La línea 2 del bus urbano ponferradino, el SMT, la que nos acerca a Toral de Merayo, nos deja a las puertas sin cerraduras ni trabas de hermosos recorridos. Es bueno recordar que los fines de semana se transmuta en la línea 1, para que nadie se despiste. Si lo deseamos, el Transporte a la Demanda también nos acerca los miércoles y viernes por la módica cantidad de nada, con la debida presentación de la tarjeta o un moderno QR que salga de nuestro móvil.

Es Toral de Merayo la última parada del Oza antes de fundirse con el padre Sil. El agua pasa bajo el puente medieval y sus tres arcos, cargado de personajes míticos, pueblos abandonados y otros en vías de ello, santos que no lo fueron tanto, y con la hojarasca del otoño pasado, se adentrará en su final sin saberlo. Antes, un vistazo rápido a la emblemática plaza del Nogaledo, lugar de reunión y fiesta. Los más mayores tal vez recuerden la terrible tormenta del 12 de agosto de 1964, cuando la plaza se inundó por las piedras, el barro, los árboles, y hasta un colosal castaño que quedó tendido en mitad de la plaza por la fuerza del río de la Valdueza que será nuestro compañero unos kilómetros.

«Para buen vino Los Barrios / Para cantar San Lorenzo / para buen vino Los Barrios / y para niñas bonitas vete a Toral de Merayo / vete a Toral de Merayo / para cantar San Lorenzo / Lo mejor que hay en El Bierzo (...)»
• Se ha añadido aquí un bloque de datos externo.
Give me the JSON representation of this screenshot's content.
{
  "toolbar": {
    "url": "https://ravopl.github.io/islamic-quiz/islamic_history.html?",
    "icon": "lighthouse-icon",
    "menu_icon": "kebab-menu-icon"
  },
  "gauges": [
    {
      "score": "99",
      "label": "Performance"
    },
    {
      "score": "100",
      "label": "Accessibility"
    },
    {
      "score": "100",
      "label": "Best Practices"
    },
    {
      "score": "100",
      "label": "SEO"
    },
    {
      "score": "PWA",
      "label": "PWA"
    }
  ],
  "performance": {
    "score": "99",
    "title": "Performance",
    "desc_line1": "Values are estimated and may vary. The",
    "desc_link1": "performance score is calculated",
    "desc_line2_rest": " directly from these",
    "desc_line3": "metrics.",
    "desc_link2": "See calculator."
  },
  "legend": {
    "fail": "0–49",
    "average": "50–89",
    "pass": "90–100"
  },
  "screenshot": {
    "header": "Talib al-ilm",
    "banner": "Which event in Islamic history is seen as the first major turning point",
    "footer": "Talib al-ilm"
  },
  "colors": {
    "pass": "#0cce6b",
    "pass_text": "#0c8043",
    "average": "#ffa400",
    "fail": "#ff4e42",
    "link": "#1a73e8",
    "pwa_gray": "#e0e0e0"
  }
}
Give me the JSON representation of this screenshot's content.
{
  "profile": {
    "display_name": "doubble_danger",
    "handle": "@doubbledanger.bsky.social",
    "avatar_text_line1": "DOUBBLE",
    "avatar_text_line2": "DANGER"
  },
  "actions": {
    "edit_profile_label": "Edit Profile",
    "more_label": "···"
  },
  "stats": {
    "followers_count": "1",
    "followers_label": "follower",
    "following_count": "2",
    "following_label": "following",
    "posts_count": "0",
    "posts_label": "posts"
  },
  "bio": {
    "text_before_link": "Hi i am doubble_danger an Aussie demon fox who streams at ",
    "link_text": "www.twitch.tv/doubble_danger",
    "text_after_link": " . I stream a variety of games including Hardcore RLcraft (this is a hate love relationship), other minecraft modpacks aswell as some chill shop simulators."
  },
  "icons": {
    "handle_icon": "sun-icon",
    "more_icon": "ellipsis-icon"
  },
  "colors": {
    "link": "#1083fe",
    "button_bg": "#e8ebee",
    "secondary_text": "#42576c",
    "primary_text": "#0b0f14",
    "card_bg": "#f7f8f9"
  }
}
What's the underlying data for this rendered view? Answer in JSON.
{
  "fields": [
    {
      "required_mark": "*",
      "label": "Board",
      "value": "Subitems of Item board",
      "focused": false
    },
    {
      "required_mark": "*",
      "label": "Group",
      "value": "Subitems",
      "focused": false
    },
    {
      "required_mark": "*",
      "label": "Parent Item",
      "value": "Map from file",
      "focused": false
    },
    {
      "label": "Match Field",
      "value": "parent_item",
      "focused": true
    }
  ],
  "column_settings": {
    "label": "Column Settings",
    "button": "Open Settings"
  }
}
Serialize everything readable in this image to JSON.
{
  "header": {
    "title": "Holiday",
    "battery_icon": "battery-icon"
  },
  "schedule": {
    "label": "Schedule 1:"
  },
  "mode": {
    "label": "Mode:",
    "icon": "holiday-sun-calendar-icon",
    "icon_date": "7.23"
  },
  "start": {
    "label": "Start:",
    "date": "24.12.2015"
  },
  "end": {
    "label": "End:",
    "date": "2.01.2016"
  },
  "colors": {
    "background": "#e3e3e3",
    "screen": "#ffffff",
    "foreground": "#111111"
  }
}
El castro, un imponente cerro, con sus 612 m. de altura, es el mejor mirador sobre el pueblo y sus dominios. Estuvo habitado durante un amplio periodo que va del Hierro II, el Romano Altoimperial y el Tardorromano, un periodo nebuloso donde nadie se atreve a afinar más. Tal vez lo cercaba una muralla pero no se encontraron materiales típicos como tégulas, ímbrices, restos de ladrillos o cerámicas, aunque gentes de Toral de Merayo afirman haberlas encontrado, quizá alguna forme parte ahora de un estante, una pared. El acceso a pie no es difícil aunque hay que salvar 100 metros de desnivel en un corto tramo, nada mejor contra los excesos de la matanza y el delicioso botillo, que no engorda pero ensancha el cuerpo.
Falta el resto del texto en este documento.